The judge told Gascoigne: “Mr Rowe was clearly humiliated on stage, as part of an act.

“As a society it is important that we challenge racially aggravated behaviour in all its forms.

“It is the creeping ‘low-level’ racism that society still needs to challenge. A message needs to be sent that in the 21st century society that we live in, such action, such words will not be tolerated.

“It is not acceptable to laugh words like this off as some form of joke.”

Gascoigne, who lives in Dorset, had denied using “threatening, abusive or insulting” words or behaviour to cause racially-aggravated harassment, alarm or distress, but changed his plea to guilty at the start of a one-day trial.

The former Newcastle, Rangers, Everton and Tottenham midfielder entered his plea on the basis that he denied making an earlier comment to Mr Rowe in a dressing room, in which he was alleged to have said: “I didn’t know my security had got a sun tan.”

Opening the facts of the case, prosecution barrister Simon Davis said Mr Rowe – who has worked for several celebrities – was left shocked and “dazed” at Gascoigne’s actions.

Mr Davis told the court: “On November 30 Mr Rowe was employed to provide close protection to Mr Gascoigne at the Civic Hall.

“He would be in a position where he would be putting himself in harm’s way should the requirement develop.

“Clearly, there should have been mutual respect between Mr Gascoigne and Mr Rowe.”

The court heard Gascoigne – whose show features a question-and-answer session and anecdotes about his career – was addressing the audience when he asked for a tissue and said words to the effect of “I can’t tell if he’s smiling or not”.

According to one witness account, Gascoigne said: “You want to get to the front of the stage and smile so the audience can see you,” as Mr Rowe maintained his professionalism in an area of the wings covered by shadow.

Gascoigne was spoken to by police about his comments on December 22 last year.

He told interviewing officers that he “hadn’t gone out to offend anybody” but accepted with hindsight that his words had been offensive.

The star, who retired from football in 2005, told police: “Looking back now, obviously I have said the wrong thing.

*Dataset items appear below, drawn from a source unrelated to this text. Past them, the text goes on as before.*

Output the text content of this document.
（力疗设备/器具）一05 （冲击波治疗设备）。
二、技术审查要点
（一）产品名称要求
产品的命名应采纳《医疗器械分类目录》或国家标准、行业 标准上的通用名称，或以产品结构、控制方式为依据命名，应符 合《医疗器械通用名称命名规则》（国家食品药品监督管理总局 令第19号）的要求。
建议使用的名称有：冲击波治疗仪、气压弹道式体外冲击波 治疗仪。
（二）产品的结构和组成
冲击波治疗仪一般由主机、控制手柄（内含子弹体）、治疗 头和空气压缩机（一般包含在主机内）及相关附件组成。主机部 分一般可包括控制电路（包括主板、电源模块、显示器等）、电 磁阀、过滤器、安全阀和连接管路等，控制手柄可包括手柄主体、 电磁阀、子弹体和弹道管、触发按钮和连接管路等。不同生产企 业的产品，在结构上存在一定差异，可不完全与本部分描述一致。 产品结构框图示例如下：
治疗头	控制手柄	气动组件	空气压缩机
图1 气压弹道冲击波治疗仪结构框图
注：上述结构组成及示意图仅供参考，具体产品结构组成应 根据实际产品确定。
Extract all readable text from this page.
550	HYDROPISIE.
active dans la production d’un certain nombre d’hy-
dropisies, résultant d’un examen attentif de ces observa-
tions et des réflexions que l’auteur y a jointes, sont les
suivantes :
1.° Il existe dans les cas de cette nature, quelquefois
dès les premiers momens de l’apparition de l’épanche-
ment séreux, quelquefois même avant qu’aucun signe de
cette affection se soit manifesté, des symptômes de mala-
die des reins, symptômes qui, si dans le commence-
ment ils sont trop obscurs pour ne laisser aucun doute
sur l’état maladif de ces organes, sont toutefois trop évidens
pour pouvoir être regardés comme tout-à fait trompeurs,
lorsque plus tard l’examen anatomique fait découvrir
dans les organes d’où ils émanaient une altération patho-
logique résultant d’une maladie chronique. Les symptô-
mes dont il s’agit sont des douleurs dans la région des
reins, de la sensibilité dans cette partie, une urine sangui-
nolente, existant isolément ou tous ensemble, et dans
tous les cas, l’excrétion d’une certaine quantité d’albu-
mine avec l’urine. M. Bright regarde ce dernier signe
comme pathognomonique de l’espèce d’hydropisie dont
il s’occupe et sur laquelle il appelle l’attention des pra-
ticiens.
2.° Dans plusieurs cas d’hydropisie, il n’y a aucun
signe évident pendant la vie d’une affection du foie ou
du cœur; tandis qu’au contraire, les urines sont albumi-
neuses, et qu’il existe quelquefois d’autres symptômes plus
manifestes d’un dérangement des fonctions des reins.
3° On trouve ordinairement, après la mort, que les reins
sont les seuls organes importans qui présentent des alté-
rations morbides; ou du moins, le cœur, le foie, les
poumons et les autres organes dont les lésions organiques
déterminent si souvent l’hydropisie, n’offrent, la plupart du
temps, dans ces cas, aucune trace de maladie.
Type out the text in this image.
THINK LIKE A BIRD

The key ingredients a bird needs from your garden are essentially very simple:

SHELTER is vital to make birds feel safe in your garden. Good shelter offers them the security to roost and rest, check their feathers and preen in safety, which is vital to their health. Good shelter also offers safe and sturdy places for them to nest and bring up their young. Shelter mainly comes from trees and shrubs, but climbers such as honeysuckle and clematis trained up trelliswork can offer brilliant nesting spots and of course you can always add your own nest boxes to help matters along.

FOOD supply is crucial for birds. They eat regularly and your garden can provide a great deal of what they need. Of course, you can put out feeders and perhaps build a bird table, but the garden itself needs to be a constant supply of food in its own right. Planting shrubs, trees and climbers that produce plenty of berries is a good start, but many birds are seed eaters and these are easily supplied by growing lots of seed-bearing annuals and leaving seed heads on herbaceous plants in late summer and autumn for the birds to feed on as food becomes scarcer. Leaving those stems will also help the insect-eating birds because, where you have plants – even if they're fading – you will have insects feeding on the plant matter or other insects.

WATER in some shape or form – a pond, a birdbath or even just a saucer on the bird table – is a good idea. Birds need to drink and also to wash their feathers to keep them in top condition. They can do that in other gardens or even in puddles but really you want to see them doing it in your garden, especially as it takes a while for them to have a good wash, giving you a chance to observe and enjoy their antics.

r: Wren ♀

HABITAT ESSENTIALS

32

I apologise from the bottom of my heart and it will never happen again.”

Defence lawyer Gavin Harris told the court the on-stage comment did not originate from malice, but from Gascoigne’s upbringing in “a bygone age” when such comments were commonplace.

Ordering Gascoigne to pay a £100 victim surcharge and a £500 contribution to the cost of the prosecution, the judge hearing the case accepted that the “off-the-cuff” remark was made with little or no thought.

Passing sentence, District Judge Wilkinson told Gascoigne: “You are not a man of huge wealth. You have lived undoubtedly a rollercoaster life.

“I accept that you grew up in a different time. We live in the 21st century. Grow up and live in it or keep your mouth closed Mr Gascoigne.”

Gascoigne, who appeared in the dock wearing a pin-striped suit and an open-necked shirt, made no comment to waiting reporters before driven away from court.